- Also known as: 16 October 1903
- Born: John Roger O'Brien October 16, 1903 Lehighton, Pennsylvania
- Died: October 12, 1982 (aged 78) Allentown, Pennsylvania
- Occupations: Jazz pianist, songwriter
- Years active: 1926–1956

= Jack O'Brien (jazz pianist) =

Jack "Bones" O'Brien (né John Roger O'Brien; 16 October 1903 – 12 October 1982) was an American jazz pianist and songwriter from Allentown, Pennsylvania. Notably, O'Brien was pianist, composer, and arranger with the Ted Weems orchestra from 1925 through 1941.

== Growing up ==
John Roger O'Brien was born October 16, 1903, in Lehighton, Pennsylvania, to the marriage of Charles William O'Brien (1879–1960) and Anna Lena Fetherolf (1878–1967). He was raised in nearby Allentown. In 1921, O'Brien graduated from Bethlehem Preparatory School in Bethlehem, Pennsylvania. He went on to Muhlenberg College, where he was in a fraternity, and then to Columbia University, where he studied organ with David McK. Williams (né David McKinley Williams; 1887–1978).

== Career ==
From 1925 to 1941, O'Brien was pianist and arranger with Ted Weems. He began songwriting, exclusively, in 1941. Before playing piano with Ted Weems, O'Brien got an early start with Art Mickley (né Arthur Hazard Mickley; 1900–1978) and His Orchestra, when he was dubbed "Bones." He then was pianist for several years with the Mason-Dixon Orchestra. He then started his own orchestra. Then played piano with Ted Weems for about 15 years. His song, "Remember Me," was once the theme song of Morton Downey.

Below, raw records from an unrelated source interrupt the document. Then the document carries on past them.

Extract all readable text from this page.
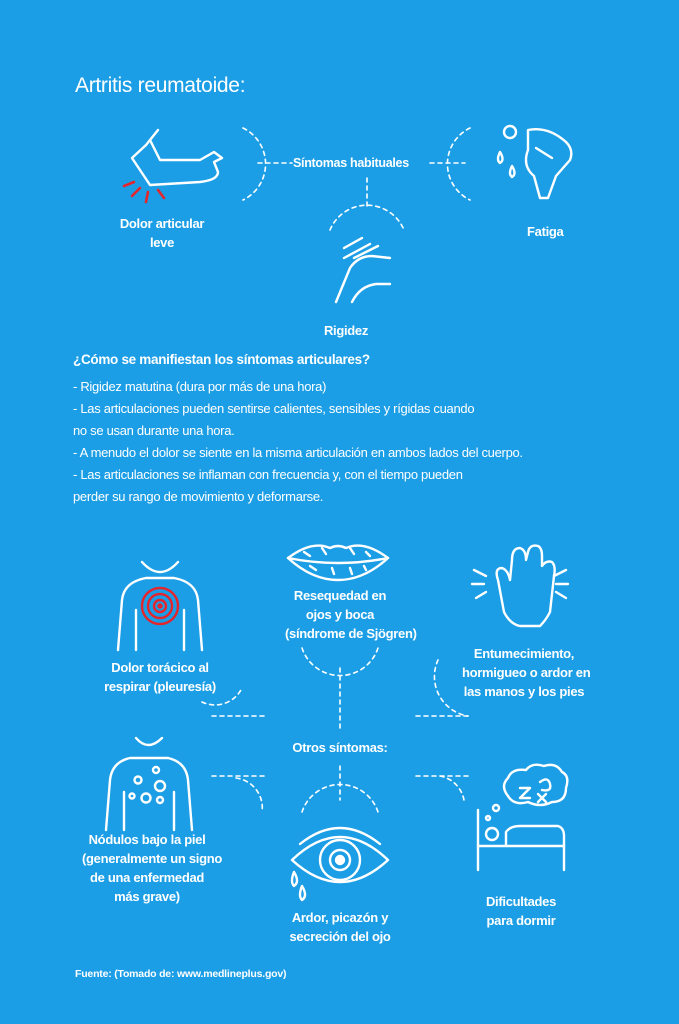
Artritis reumatoide:
Síntomas habituales
Dolor articular
leve
Fatiga
Rigidez
¿Cómo se manifiestan los síntomas articulares?
- Rigidez matutina (dura por más de una hora)
- Las articulaciones pueden sentirse calientes, sensibles y rígidas cuando
no se usan durante una hora.
- A menudo el dolor se siente en la misma articulación en ambos lados del cuerpo.
- Las articulaciones se inflaman con frecuencia y, con el tiempo pueden
perder su rango de movimiento y deformarse.
Resequedad en
ojos y boca
(síndrome de Sjögren)
Dolor torácico al
respirar (pleuresía)
Entumecimiento,
hormigueo o ardor en
las manos y los pies
Otros síntomas:
Nódulos bajo la piel
(generalmente un signo
de una enfermedad
más grave)
Ardor, picazón y
secreción del ojo
Dificultades
para dormir
Fuente: (Tomado de: www.medlineplus.gov)
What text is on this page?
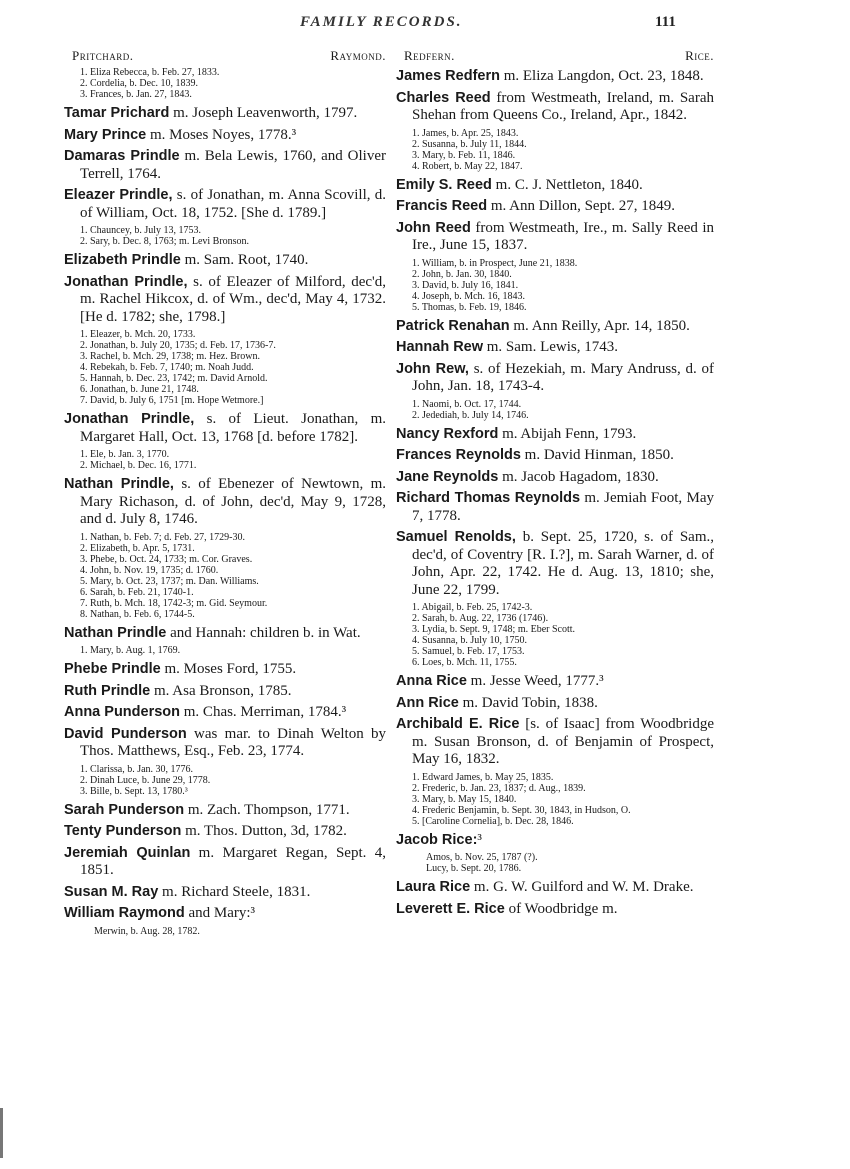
FAMILY RECORDS.	111
Pritchard.	Raymond.
1. Eliza Rebecca, b. Feb. 27, 1833.
2. Cordelia, b. Dec. 10, 1839.
3. Frances, b. Jan. 27, 1843.

Tamar Prichard m. Joseph Leavenworth, 1797.

Mary Prince m. Moses Noyes, 1778.³

Damaras Prindle m. Bela Lewis, 1760, and Oliver Terrell, 1764.

Eleazer Prindle, s. of Jonathan, m. Anna Scovill, d. of William, Oct. 18, 1752. [She d. 1789.]

1. Chauncey, b. July 13, 1753.
2. Sary, b. Dec. 8, 1763; m. Levi Bronson.

Elizabeth Prindle m. Sam. Root, 1740.

Jonathan Prindle, s. of Eleazer of Milford, dec'd, m. Rachel Hikcox, d. of Wm., dec'd, May 4, 1732. [He d. 1782; she, 1798.]

1. Eleazer, b. Mch. 20, 1733.
2. Jonathan, b. July 20, 1735; d. Feb. 17, 1736-7.
3. Rachel, b. Mch. 29, 1738; m. Hez. Brown.
4. Rebekah, b. Feb. 7, 1740; m. Noah Judd.
5. Hannah, b. Dec. 23, 1742; m. David Arnold.
6. Jonathan, b. June 21, 1748.
7. David, b. July 6, 1751 [m. Hope Wetmore.]

Jonathan Prindle, s. of Lieut. Jonathan, m. Margaret Hall, Oct. 13, 1768 [d. before 1782].

1. Ele, b. Jan. 3, 1770.
2. Michael, b. Dec. 16, 1771.

Nathan Prindle, s. of Ebenezer of Newtown, m. Mary Richason, d. of John, dec'd, May 9, 1728, and d. July 8, 1746.

1. Nathan, b. Feb. 7; d. Feb. 27, 1729-30.
2. Elizabeth, b. Apr. 5, 1731.
3. Phebe, b. Oct. 24, 1733; m. Cor. Graves.
4. John, b. Nov. 19, 1735; d. 1760.
5. Mary, b. Oct. 23, 1737; m. Dan. Williams.
6. Sarah, b. Feb. 21, 1740-1.
7. Ruth, b. Mch. 18, 1742-3; m. Gid. Seymour.
8. Nathan, b. Feb. 6, 1744-5.

Nathan Prindle and Hannah: children b. in Wat.

1. Mary, b. Aug. 1, 1769.

Phebe Prindle m. Moses Ford, 1755.

Ruth Prindle m. Asa Bronson, 1785.

Anna Punderson m. Chas. Merriman, 1784.³

David Punderson was mar. to Dinah Welton by Thos. Matthews, Esq., Feb. 23, 1774.

1. Clarissa, b. Jan. 30, 1776.
2. Dinah Luce, b. June 29, 1778.
3. Bille, b. Sept. 13, 1780.³

Sarah Punderson m. Zach. Thompson, 1771.

Tenty Punderson m. Thos. Dutton, 3d, 1782.

Jeremiah Quinlan m. Margaret Regan, Sept. 4, 1851.

Susan M. Ray m. Richard Steele, 1831.

William Raymond and Mary:³

Merwin, b. Aug. 28, 1782.
Redfern.	Rice.

James Redfern m. Eliza Langdon, Oct. 23, 1848.

Charles Reed from Westmeath, Ireland, m. Sarah Shehan from Queens Co., Ireland, Apr., 1842.

1. James, b. Apr. 25, 1843.
2. Susanna, b. July 11, 1844.
3. Mary, b. Feb. 11, 1846.
4. Robert, b. May 22, 1847.

Emily S. Reed m. C. J. Nettleton, 1840.

Francis Reed m. Ann Dillon, Sept. 27, 1849.

John Reed from Westmeath, Ire., m. Sally Reed in Ire., June 15, 1837.

1. William, b. in Prospect, June 21, 1838.
2. John, b. Jan. 30, 1840.
3. David, b. July 16, 1841.
4. Joseph, b. Mch. 16, 1843.
5. Thomas, b. Feb. 19, 1846.

Patrick Renahan m. Ann Reilly, Apr. 14, 1850.

Hannah Rew m. Sam. Lewis, 1743.

John Rew, s. of Hezekiah, m. Mary Andruss, d. of John, Jan. 18, 1743-4.

1. Naomi, b. Oct. 17, 1744.
2. Jedediah, b. July 14, 1746.

Nancy Rexford m. Abijah Fenn, 1793.

Frances Reynolds m. David Hinman, 1850.

Jane Reynolds m. Jacob Hagadom, 1830.

Richard Thomas Reynolds m. Jemiah Foot, May 7, 1778.

Samuel Renolds, b. Sept. 25, 1720, s. of Sam., dec'd, of Coventry [R. I.?], m. Sarah Warner, d. of John, Apr. 22, 1742. He d. Aug. 13, 1810; she, June 22, 1799.

1. Abigail, b. Feb. 25, 1742-3.
2. Sarah, b. Aug. 22, 1736 (1746).
3. Lydia, b. Sept. 9, 1748; m. Eber Scott.
4. Susanna, b. July 10, 1750.
5. Samuel, b. Feb. 17, 1753.
6. Loes, b. Mch. 11, 1755.

Anna Rice m. Jesse Weed, 1777.³

Ann Rice m. David Tobin, 1838.

Archibald E. Rice [s. of Isaac] from Woodbridge m. Susan Bronson, d. of Benjamin of Prospect, May 16, 1832.

1. Edward James, b. May 25, 1835.
2. Frederic, b. Jan. 23, 1837; d. Aug., 1839.
3. Mary, b. May 15, 1840.
4. Frederic Benjamin, b. Sept. 30, 1843, in Hudson, O.
5. [Caroline Cornelia], b. Dec. 28, 1846.

Jacob Rice:³

Amos, b. Nov. 25, 1787 (?).
Lucy, b. Sept. 20, 1786.

Laura Rice m. G. W. Guilford and W. M. Drake.

Leverett E. Rice of Woodbridge m.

In 1941, O'Brien co-composed (with Moe Jaffe, and Bert Lee, pseudonym of Bert Lown) "Thumbs Up!" (a.k.a. "British Delivers the Goods"), which became the official theme song of the British War Relief Society. The song went on to become the theme and movie title for the 1943 film, Thumbs Up.

=== ASCAP boycott ===
"My Greatest Mistake" was a hit in 1940 and was one of some 1,250,000 songs under an ASCAP license. In 1940, ASCAP attempted to double its fees to broadcasters for the airing of licensed songs. For ten months – January 1, 1941, to October 29, 1941 – radio broadcasters, namely NBC and CBS, banned all music licensed by ASCAP. Given the timing of the launch of "My Greatest Mistake," the ASCAP boycott, according to O'Brien, stunted the momentum of the song's popularity.

== Selected compositions ==

- "Remember Me" (© 1932) (ASCAP)

Gus Kahn (words)

Jack O'Brien (music)

- "The Toyland Band" (© 1932) (ASCAP)

Walter Hirsch (1891–1967) (w&m)

Ted Weems (w&m)

Jack O'Brien (w&m)

- "On the Island of Catalina" (© 1939) (ASCAP)

Ted Weems (w&m)

Jack O'Brien (w&m)

Moe Jaffe (w&m)

- "My Greatest Mistake" (© 1940) (ASCAP)

Jack Fulton (w&m)

Jack O'Brien (w&m)

- "Moon Over Sun Valley" (© 1940) (ASCAP)

Ted Weems (w&m)

Jack O'Brien (w&m)

Moe Jaffe (w&m)

- "Thumbs Up" (© 1941)

Bert Lee (pseudonym of Bert Lown) (w&m)

Moe Jaffe (w&m)

Jack O'Brien (w&m)

- "From One Lonely Heart to Another" (© 1949) (ASCAP)

Moe Jaffe (words)

Jack O'Brien (music)

- Open Up the Bottle (© 1939)

Moe Jaffe (words)

Jack O'Brien (music)

== Family ==
John Roger O'Brien was born October 16, 1903, in Lehighton, Pennsylvania, to Charles William O'Brien (1879–1960) and Anna Lena Fetherolf (maiden; 1878–1967)
- O'Brien married Helen Mosten Rusch (1905–1973) on May 8, 1931, in Chicago, with whom he had a son, John Rusch O'Brien.
- O'Brien married Florence Erich Bower (1914–1997) on April 24, 1945, in Lehigh County, Pennsylvania, with whom he had a son, Kevin R. O'Brien.

== Collaborators ==
- Glen Carr, orchestra leader
- Jack Fulton
- Ted Weems
- Bert Lown

== Disambiguation ==
Jack O'Brien of this article is not to be confused with another Jack O'Brien (né John Joseph O'Brien; 1906–1996) from Connecticut, also a jazz pianist, but one who, among other things, performed with the New Yorkers a.k.a. the New Yorkers Tanzorchester, directed by George Carhart, in Berlin in 1927 and 1928 – and in Paris in 1928 with Lud Gluskin (1898–1989).